O’Brien said, “I have no idea what pass interference is anymore. No idea.”

He’s not the only one.

Vic Fangio: NFL looking for ‘five-car pileup’

Denver Broncos head coach Vic Fangio doesn't understand the new pass interference rules. (AP/Jack Dempsey)
Denver Broncos head coach Vic Fangio doesn't understand the new pass interference rules. (AP)

On Monday, first-year Denver Broncos head coach Vic Fangio was asked about the low rate of pass interference calls being overturned this season.

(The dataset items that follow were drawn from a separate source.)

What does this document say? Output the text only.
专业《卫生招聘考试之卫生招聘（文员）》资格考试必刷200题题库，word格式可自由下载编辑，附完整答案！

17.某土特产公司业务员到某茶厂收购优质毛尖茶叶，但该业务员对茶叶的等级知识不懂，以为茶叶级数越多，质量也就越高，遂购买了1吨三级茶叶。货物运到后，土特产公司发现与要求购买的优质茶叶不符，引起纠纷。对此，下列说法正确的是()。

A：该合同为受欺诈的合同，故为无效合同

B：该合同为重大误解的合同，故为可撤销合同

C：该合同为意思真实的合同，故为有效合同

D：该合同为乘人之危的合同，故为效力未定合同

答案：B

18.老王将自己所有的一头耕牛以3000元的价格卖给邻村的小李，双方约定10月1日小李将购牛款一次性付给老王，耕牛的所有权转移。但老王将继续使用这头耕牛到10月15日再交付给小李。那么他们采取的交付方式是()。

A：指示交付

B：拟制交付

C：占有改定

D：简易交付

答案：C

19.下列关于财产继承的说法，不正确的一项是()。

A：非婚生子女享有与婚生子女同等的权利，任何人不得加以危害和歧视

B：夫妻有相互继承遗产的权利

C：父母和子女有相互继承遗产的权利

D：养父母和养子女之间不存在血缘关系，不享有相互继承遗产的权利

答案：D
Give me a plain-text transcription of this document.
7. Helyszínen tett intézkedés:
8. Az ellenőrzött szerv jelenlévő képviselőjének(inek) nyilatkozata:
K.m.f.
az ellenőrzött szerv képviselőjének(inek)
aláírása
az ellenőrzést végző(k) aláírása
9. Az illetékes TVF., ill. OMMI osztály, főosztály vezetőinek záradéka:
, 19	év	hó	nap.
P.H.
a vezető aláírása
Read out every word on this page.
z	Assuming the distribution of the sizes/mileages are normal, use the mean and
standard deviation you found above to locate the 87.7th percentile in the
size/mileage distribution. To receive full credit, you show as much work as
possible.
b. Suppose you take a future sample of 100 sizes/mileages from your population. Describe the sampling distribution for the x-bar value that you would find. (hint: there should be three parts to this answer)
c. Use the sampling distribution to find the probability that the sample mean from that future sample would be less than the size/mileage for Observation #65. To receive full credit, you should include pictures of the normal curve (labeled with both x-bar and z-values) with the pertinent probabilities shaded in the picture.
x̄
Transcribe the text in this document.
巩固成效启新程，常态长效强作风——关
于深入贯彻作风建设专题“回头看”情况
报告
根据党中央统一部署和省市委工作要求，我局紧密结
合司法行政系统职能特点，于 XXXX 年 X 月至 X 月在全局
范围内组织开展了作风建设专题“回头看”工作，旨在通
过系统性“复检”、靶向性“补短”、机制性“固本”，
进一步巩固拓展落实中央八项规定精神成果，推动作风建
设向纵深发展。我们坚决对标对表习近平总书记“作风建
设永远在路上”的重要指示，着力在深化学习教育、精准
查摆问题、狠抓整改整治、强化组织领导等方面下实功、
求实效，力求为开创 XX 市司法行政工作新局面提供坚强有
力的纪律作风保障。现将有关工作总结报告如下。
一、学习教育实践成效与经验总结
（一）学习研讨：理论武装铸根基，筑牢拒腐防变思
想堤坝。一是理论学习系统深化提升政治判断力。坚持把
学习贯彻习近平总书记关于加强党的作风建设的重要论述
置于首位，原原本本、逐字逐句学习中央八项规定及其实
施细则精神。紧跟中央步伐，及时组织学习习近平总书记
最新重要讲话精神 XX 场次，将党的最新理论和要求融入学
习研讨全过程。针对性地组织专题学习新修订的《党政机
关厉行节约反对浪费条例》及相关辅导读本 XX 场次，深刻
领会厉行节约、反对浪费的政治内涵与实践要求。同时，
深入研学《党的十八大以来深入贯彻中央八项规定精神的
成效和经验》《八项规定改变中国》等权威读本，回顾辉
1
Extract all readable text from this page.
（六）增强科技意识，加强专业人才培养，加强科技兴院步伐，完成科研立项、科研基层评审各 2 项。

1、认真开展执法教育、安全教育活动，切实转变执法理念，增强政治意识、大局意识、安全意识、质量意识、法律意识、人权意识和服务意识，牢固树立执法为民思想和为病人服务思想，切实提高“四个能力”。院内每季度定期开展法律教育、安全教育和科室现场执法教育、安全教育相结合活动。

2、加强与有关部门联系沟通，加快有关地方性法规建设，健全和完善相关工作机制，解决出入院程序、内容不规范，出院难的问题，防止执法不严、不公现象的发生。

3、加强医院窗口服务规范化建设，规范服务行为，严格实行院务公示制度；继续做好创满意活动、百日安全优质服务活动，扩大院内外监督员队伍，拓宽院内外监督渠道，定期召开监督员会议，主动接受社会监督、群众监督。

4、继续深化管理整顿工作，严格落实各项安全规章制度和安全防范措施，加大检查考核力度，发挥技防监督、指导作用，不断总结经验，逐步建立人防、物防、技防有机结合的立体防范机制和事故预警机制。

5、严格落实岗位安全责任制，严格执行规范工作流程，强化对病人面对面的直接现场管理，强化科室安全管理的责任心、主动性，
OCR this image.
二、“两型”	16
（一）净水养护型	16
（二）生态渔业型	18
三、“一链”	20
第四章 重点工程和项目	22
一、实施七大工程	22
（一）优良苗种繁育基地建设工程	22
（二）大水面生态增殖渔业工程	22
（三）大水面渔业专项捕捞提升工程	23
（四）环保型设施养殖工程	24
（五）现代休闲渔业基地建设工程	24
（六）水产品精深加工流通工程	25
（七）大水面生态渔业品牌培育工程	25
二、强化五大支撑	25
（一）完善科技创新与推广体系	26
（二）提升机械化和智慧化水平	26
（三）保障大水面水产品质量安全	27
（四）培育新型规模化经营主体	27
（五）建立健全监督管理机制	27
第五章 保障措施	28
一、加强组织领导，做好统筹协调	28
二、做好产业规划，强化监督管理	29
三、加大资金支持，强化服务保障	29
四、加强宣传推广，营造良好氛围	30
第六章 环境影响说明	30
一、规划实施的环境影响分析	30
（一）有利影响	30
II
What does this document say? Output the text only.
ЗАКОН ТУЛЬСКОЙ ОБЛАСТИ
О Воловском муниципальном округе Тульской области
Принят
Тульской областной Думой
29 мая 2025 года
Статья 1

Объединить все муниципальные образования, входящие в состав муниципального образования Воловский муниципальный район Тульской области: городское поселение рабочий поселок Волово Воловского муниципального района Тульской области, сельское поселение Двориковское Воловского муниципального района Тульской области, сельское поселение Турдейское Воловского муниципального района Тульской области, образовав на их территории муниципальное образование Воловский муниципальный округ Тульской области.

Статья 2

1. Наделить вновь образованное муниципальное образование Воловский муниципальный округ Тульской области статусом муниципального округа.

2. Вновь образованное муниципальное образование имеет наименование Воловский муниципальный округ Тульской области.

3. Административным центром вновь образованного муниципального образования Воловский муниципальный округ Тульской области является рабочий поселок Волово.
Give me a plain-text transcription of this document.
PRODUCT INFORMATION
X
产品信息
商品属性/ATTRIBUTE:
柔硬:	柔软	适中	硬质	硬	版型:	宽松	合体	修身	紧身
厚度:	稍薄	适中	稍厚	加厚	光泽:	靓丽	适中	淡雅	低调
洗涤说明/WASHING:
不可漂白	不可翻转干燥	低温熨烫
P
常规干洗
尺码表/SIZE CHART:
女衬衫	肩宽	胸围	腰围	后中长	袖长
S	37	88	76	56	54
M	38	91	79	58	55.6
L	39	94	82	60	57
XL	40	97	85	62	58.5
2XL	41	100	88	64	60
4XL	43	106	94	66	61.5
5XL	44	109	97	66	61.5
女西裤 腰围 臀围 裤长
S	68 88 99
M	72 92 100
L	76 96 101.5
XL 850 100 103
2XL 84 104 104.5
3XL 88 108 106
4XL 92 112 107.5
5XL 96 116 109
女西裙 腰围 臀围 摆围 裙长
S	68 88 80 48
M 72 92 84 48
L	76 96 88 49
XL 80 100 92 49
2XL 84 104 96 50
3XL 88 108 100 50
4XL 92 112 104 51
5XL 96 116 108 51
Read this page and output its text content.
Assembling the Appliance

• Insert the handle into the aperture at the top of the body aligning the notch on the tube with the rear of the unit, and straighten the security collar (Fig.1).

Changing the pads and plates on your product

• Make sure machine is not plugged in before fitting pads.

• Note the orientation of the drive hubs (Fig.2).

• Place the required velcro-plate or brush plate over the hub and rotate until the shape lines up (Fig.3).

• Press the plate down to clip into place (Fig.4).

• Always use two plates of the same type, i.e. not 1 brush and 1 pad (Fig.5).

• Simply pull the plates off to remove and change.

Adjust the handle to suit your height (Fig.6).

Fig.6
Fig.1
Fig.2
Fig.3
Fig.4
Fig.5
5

Here’s his answer, via Nicki Jhabvala of The Athletic:

“Well, I think from the time during the league meetings when the rule was adopted to where we are now, it’s changed. I had a head coach tell me recently, another head coach in the league, that he had a touchdown scored against him and he thought there was offensive pass interference to get that touchdown.

“Naturally, he didn’t challenge it because all touchdowns are reviewed. They didn’t review it at all, and he complained about it during the week and the league agreed with him, that it should have been offensive pass interference. He called the officiating department and asked, ‘Why didn’t you overturn it?’ and they said that they’ve been told not to overturn those. It’s going to have to be a five-car pileup, I guess, for them to overturn something.

“So it was offensive pass interference that the guy was telling me about, they through it was but still didn’t overturn. So I really don’t know where it’s at.

“I challenged the one late in the game [at Minnesota] just because that was going to be our last drive, critical situation, thought it was worth the chance. If that had been much earlier in the game, I wouldn’t have.”

Fangio challenged whether there had been defensive pass interference on an incomplete pass just outside the 2-minute mark of Sunday’s game with the Vikings, but the non-call was upheld.

‘It was a knee-jerk reaction’

As a follow up, Fangio was asked if the chance to challenge pass interference — something coaches and fans alike had asked for over the years and which was finally enacted earlier this year — should just be eliminated.

He didn’t entirely answer, but he did say he believes the ability to challenge PI was a hasty reaction to one play.

“My question to them or anybody is that it came about because of the play in the championship game in New Orleans [when officials missed a critical defensive PI call against the Rams’ Nickell Robey-Coleman]: What if the same type of play happened but it was holding that they blatantly missed? Would we be reviewing holding instead of pass interference? And I’m talking about in-line play.

“It was a knee-jerk reaction to a play that caused a lot of public uproar, so that’s what happened.”

And now no one really seems to know what pass interference is, and the officials aren’t helping that confusion.